Language. It is sometimes impossible to understand patients' preferences around religion without dealing with language issues, said Mr. Zaidi. For example, regardless of the decision maker in the family, there may be only one family member who speaks fluent English and is therefore the point person for communicating with the clinical team. It's preferable to use professional interpreters whenever possible to avoid misunderstandings, said Ms. Randle. Prognoses and medical terminology are less likely to get misconstrued or misunderstood if everyone hears the same information at the same time, versus a family member or religious leader relaying it second-hand.
Nutrition. Many hospitals have special menus to accommodate religious-based diets. Some also make special meals around religious holidays, such as the Jewish Sukkah and Passover. Islamic (halal) and Jewish (kosher) dietary laws also dictate how food is prepared and how cooking equipment and utensils are cleaned. For example, both types of diets prohibit pork and pork products and require that other meat be drained of blood before cooking.

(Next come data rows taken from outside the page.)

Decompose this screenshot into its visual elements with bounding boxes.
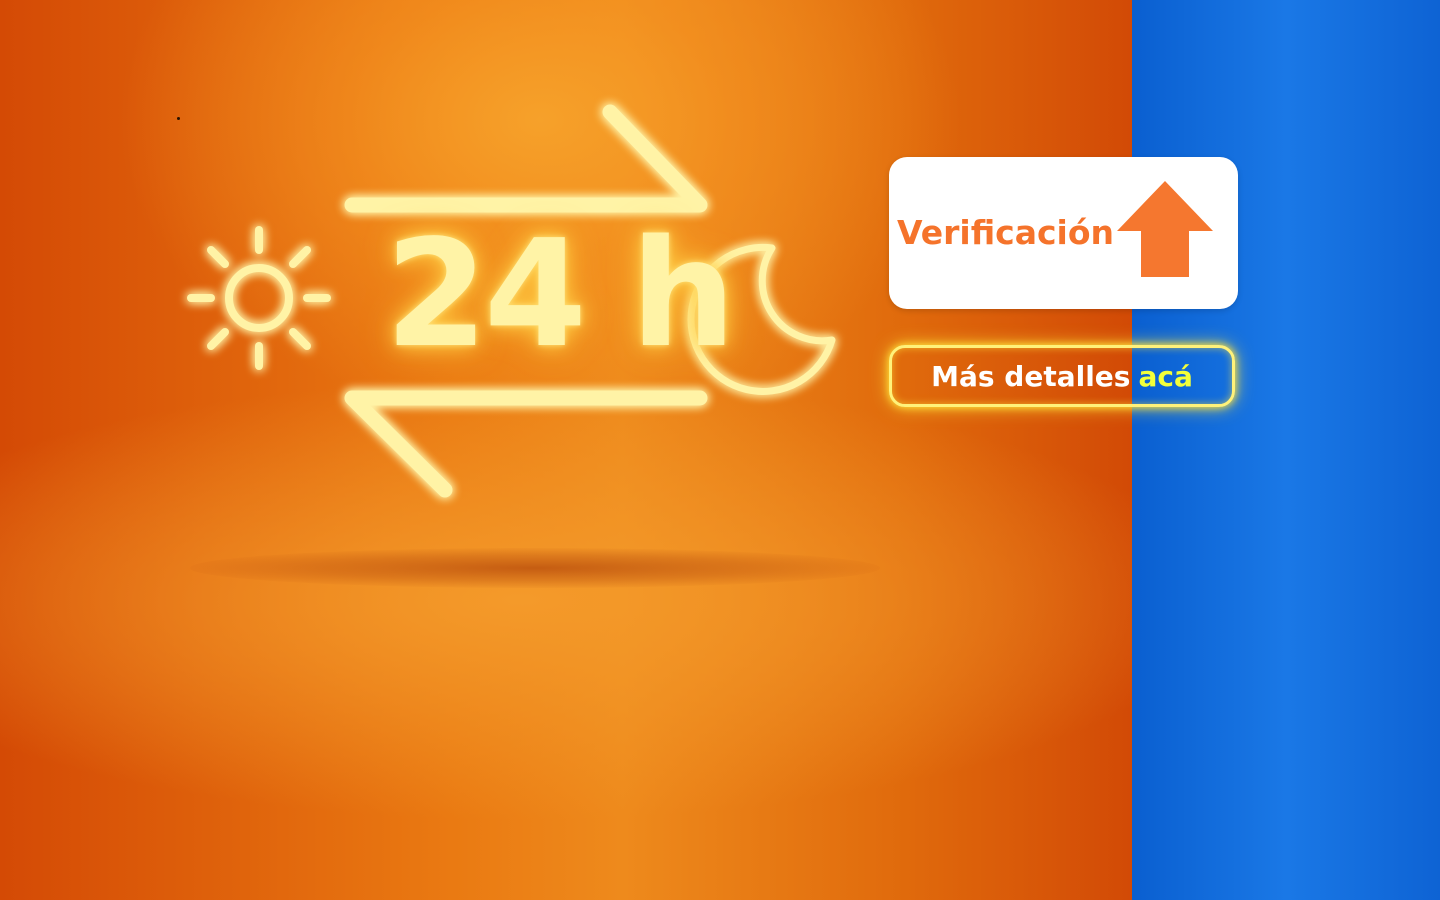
verification-card[interactable]: Verificación <box>889 157 1238 309</box>
floor-shadow <box>190 548 880 588</box>
here-link[interactable]: acá <box>1138 360 1192 393</box>
verification-label: Verificación <box>897 213 1115 252</box>
arrow-right-icon <box>344 104 708 213</box>
hours-badge: 24 h <box>385 208 736 380</box>
arrow-up-icon <box>1117 181 1213 277</box>
arrow-left-icon <box>344 390 708 498</box>
more-details-button[interactable]: Más detalles acá <box>889 345 1235 407</box>
more-details-text: Más detalles <box>931 359 1131 393</box>
sun-icon <box>187 226 331 370</box>
blue-background-panel <box>1132 0 1440 900</box>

Prayer. Most hospitals offer chapels or meditation areas so that families have a quiet area to reflect and pray. Intermountain Healthcare has a team of volunteers, led by Ms. Baron, who stock the meditation room with printed materials from the major religions. They also take suggestions from patients, said Ms. Randle. One simple innovation that follows a Native American custom has become especially meaningful to both patients and staff. People are invited to write down whatever is burdening them on a piece of paper and place it into a basket. The volunteers later hold a ceremony (off-site from the hospital) where they pray over the burdens, burn the papers, and spread the ashes in a garden. “People feel like their burdens go full circle,” Ms. Randle said. “They express their most earnest, heartfelt suffering on those papers—it really transcends all religions.”